A ‘Social’ Tree
Our group is faced with the challenge of gathering scattered research on some two million known species, placing them and their associated data on a single evolutionary tree of life and then providing a way for new species to be added by researchers around the world. (hence the “Open” in our name). Traditional data storage and software are simply not up to the task. With any number of scientists and researchers contributing their work to the Open Tree, standardization is key. The largest existing evolutionary trees (for example the trees in Price et al, 2010) contain around 100,000 species. Creating a system to include twenty times that amount means redefining how and what types of data storage are used.
This is no simple task. For instance, what are the criteria that should be used to distinguish species? Is it genetic material? Is it a variation in certain features? For species that are extinct, like early mammals or dinosaurs, we don’t have enough genetic material to say for certain where those species fit in the tree. Does morphology (the animal’s form or shape) then come into play? Terminology must be standardized. One research team might store their data under one scientific name, while another might use a completely different one.

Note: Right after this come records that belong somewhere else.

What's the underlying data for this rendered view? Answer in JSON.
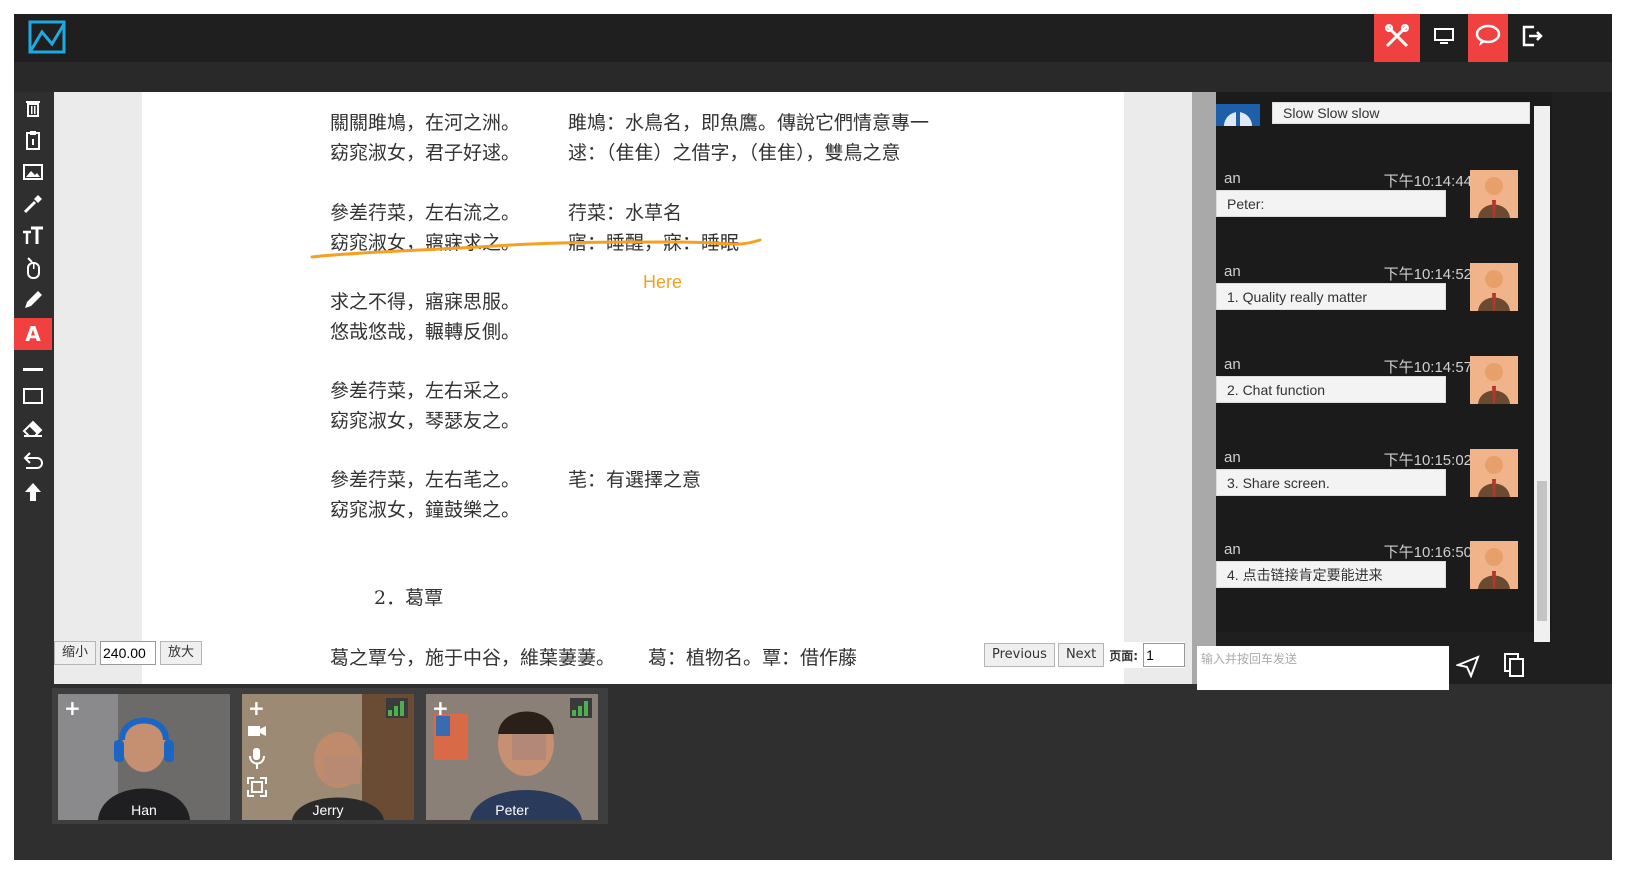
{
  "topbar": {
    "logo_icon": "app-logo-icon",
    "buttons": [
      {
        "name": "tools-button",
        "icon": "crossed-tools-icon",
        "active": true
      },
      {
        "name": "screen-button",
        "icon": "monitor-icon",
        "active": false
      },
      {
        "name": "chat-toggle-button",
        "icon": "chat-bubble-icon",
        "active": true
      },
      {
        "name": "exit-button",
        "icon": "exit-icon",
        "active": false
      }
    ]
  },
  "toolbar": {
    "tools": [
      "trash-icon",
      "clipboard-icon",
      "image-icon",
      "eyedropper-icon",
      "text-size-icon",
      "mouse-pointer-icon",
      "pen-icon",
      "text-icon",
      "line-icon",
      "rectangle-icon",
      "eraser-icon",
      "undo-icon",
      "upload-icon"
    ],
    "active_tool": "text-icon",
    "text_tool_glyph": "A"
  },
  "document": {
    "lines": [
      "關關雎鳩，在河之洲。",
      "窈窕淑女，君子好逑。",
      "參差荇菜，左右流之。",
      "窈窕淑女，寤寐求之。",
      "求之不得，寤寐思服。",
      "悠哉悠哉，輾轉反側。",
      "參差荇菜，左右采之。",
      "窈窕淑女，琴瑟友之。",
      "參差荇菜，左右芼之。",
      "窈窕淑女，鐘鼓樂之。",
      "2．葛覃",
      "葛之覃兮，施于中谷，維葉萋萋。"
    ],
    "notes": [
      "雎鳩：水鳥名，即魚鷹。傳說它們情意專一",
      "逑：（隹隹）之借字，（隹隹），雙鳥之意",
      "荇菜：水草名",
      "寤：睡醒，寐：睡眠",
      "芼：有選擇之意",
      "葛：植物名。覃：借作藤"
    ],
    "annotation_text": "Here",
    "annotation_color": "#f5a020"
  },
  "zoom": {
    "shrink_label": "缩小",
    "value": "240.00",
    "enlarge_label": "放大"
  },
  "pager": {
    "previous_label": "Previous",
    "next_label": "Next",
    "page_label": "页面:",
    "page_value": "1"
  },
  "chat": {
    "top_message": "Slow Slow slow",
    "messages": [
      {
        "name": "an",
        "time": "下午10:14:44",
        "text": "Peter:"
      },
      {
        "name": "an",
        "time": "下午10:14:52",
        "text": "1. Quality really matter"
      },
      {
        "name": "an",
        "time": "下午10:14:57",
        "text": "2. Chat function"
      },
      {
        "name": "an",
        "time": "下午10:15:02",
        "text": "3. Share screen."
      },
      {
        "name": "an",
        "time": "下午10:16:50",
        "text": "4. 点击链接肯定要能进来"
      }
    ],
    "input_placeholder": "输入并按回车发送",
    "send_icon": "send-icon",
    "copy_icon": "copy-icon"
  },
  "videos": [
    {
      "name": "Han"
    },
    {
      "name": "Jerry"
    },
    {
      "name": "Peter"
    }
  ],
  "colors": {
    "accent_red": "#f04040",
    "panel_dark": "#1f1f1f",
    "signal_green": "#4caf50"
  }
}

As we work to resolve these issues, a key factor in successfully assembling a comprehensive tree is finding unique and intuitive ways to illustrate relationships between the species. Rick Ree (Field Museum of Natural History, University of Chicago), Stephen Smith (University of Michigan), and Mark Holder (University of Kansas) from our group are using something called “graph database” technology to organize the big data associated with the tree.
A graph database can better highlight how one species is connected to another. Facebook and Twitter use them. Earlier forms of data storage were very limiting. For instance, if you wanted to store information about your very interesting friend “Linda,” you were restricted to the data fields provided, such as her email, phone number, address, interests, and the like. If you had another friend, “Dave,” his information would be limited to the same data fields, and isolated from Linda’s.
However, as we’ve seen in social media, there are new and exciting ways to store all sorts of data types – AND to connect them with each other. So now, not only can you access Dave and Linda’s information, you can see the relationships of your other friends to them and they can see their shared relationships, too.
This type of approach to data management is perfect for the Open Tree of Life. With some editing and specializing of the types of data stored, the nodes and relationships that worked so well in social media will now be able to store information about the different species. Looking up a species of bear will not just result in information about that bear, but also similar bear species, its most recent ancestor to those other species, and even connections to the very first bear species.
These big data methods also make it much easier for future species to be added to the tree. With over ten million species left to discover and identify, the ability to expand the Open Tree is critical. Graph database technology will allow researchers and scientists to make those changes easily, without compromising the rest of the tree.
So, the next time a floppy-hatted, specimen-touting researcher in the Amazon discovers a new insect species on their evening stroll, our hope is that she will be able to easily upload information on its evolutionary relationships to the Open Tree of Life where it will be integrated with its many relatives.